Il procuratore Alessandro Aghemo ha descritto l'imputato come "un bravo ragazzo, serio e studioso" che, proprio a causa delle violenze del padre, soffriva di una sindrome post-traumatica. "Ma il codice - ha spiegato - mi impedisce di chiedere la prevalenza delle attenuanti sull'aggravante del vincolo di parentela". Così ha chiesto ai giudici di sollevare la questione di legittimità costituzionale
Uccise il padre con 34 coltellate per difendere la madre dalle continue violenze dell’uomo. Oggi, a un anno e mezzo circa di distanza dalla tragedia di Collegno, in provincia di Torino, l’accusa ha chiesto 14 anni di carcere per Alex Pompa, studente di 20 anni a processo nel capoluogo. Una richiesta più alta di quella che il pm avrebbe voluto presentare, ha spiegato il procuratore Alessandro Aghemo, che si è detto addirittura “costretto” a proporre una pena così elevata e ha invitato la Corte di Assise a sollevare una questione di legittimità costituzionale sulla norma che impedisce di concedere la prevalenza delle numerose attenuanti.
Aghemo nel suo intervento in aula ha infatti descritto Alex Pompa, che il 30 aprile 2020 ha tolto la vita al padre Giuseppe Pompa con 34 fendenti usando 6 coltelli diversi, come “un bravo ragazzo, serio e studioso” che, proprio a causa delle violenze continue del padre all’interno dell’ambito familiare, soffriva di una sindrome post-traumatica. E sono proprio queste angherie e vessazioni, secondo il pm, a dover essere enfatizzate: “Giuseppe – ha osservato – si comportava in maniera ingiustificabile, ma ha pagato con la vita.
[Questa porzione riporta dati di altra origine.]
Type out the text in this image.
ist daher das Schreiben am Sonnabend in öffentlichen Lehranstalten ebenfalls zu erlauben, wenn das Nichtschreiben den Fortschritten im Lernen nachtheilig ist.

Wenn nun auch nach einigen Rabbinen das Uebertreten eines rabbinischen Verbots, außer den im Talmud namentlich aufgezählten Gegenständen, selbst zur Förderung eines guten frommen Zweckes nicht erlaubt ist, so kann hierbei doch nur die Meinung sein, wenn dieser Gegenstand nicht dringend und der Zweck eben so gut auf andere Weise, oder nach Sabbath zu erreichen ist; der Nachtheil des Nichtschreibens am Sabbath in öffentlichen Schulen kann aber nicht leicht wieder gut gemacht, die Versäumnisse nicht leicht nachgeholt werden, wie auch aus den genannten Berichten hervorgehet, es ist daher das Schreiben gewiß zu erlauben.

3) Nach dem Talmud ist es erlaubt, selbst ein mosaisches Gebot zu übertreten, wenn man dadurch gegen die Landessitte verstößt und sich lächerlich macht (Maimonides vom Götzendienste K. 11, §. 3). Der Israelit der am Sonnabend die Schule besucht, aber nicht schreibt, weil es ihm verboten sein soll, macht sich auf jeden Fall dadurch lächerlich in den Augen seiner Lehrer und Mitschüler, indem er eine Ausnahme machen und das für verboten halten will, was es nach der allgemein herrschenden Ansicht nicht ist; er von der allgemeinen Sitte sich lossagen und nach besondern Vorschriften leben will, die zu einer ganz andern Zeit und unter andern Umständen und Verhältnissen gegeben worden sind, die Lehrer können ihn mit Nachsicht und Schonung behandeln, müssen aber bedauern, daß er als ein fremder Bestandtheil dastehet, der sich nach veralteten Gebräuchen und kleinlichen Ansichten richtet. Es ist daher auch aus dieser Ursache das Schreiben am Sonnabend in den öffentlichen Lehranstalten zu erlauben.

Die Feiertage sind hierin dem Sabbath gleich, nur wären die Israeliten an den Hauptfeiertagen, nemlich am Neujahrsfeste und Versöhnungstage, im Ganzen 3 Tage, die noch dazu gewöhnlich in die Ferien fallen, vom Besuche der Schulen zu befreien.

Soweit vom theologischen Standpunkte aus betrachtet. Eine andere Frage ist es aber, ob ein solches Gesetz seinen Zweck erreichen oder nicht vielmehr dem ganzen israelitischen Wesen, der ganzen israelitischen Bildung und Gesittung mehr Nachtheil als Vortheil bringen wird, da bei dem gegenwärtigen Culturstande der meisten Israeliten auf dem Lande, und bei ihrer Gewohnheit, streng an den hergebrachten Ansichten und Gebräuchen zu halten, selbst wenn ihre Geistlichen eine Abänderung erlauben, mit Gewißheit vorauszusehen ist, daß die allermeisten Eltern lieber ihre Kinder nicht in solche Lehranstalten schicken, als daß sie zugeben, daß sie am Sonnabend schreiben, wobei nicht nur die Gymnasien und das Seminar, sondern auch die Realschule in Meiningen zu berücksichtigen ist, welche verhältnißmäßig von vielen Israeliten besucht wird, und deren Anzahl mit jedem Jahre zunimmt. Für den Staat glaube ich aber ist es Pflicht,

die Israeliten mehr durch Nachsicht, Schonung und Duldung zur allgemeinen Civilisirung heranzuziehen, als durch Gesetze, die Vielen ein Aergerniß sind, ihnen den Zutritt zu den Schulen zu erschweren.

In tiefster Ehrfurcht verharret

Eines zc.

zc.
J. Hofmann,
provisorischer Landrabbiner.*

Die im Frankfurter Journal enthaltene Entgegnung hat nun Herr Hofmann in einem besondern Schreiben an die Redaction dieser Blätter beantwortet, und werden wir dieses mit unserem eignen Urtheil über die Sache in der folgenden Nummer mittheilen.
Una pena più alta di quella che avrebbe meritato”. Il magistrato ha comunque aggiunto che “era l’artefice delle sofferenze del figlio” e ha chiamato in causa le attenuanti generiche e della provocazione “per accumulo”. “Ma il codice – ha spiegato – mi impedisce di chiedere la prevalenza delle attenuanti sull’aggravante del vincolo di parentela e quindi una pena inferiore. Valutino i giudici se questa norma è ragionevole”.
Il titolare dell’accusa ha spiegato che la vittima, 52 anni, era una persona “ossessiva, aggressiva, molesta e problematica”. La moglie, Maria Caiola, ha detto in aula che nelle ore precedenti all’omicidio era stata chiamata “101 volte” da lui per questioni di gelosia, aggiungendo che nel corso dei mesi lei e i figli registravano le sue continue sfuriate “perché pensavamo che ci avrebbe ammazzato”.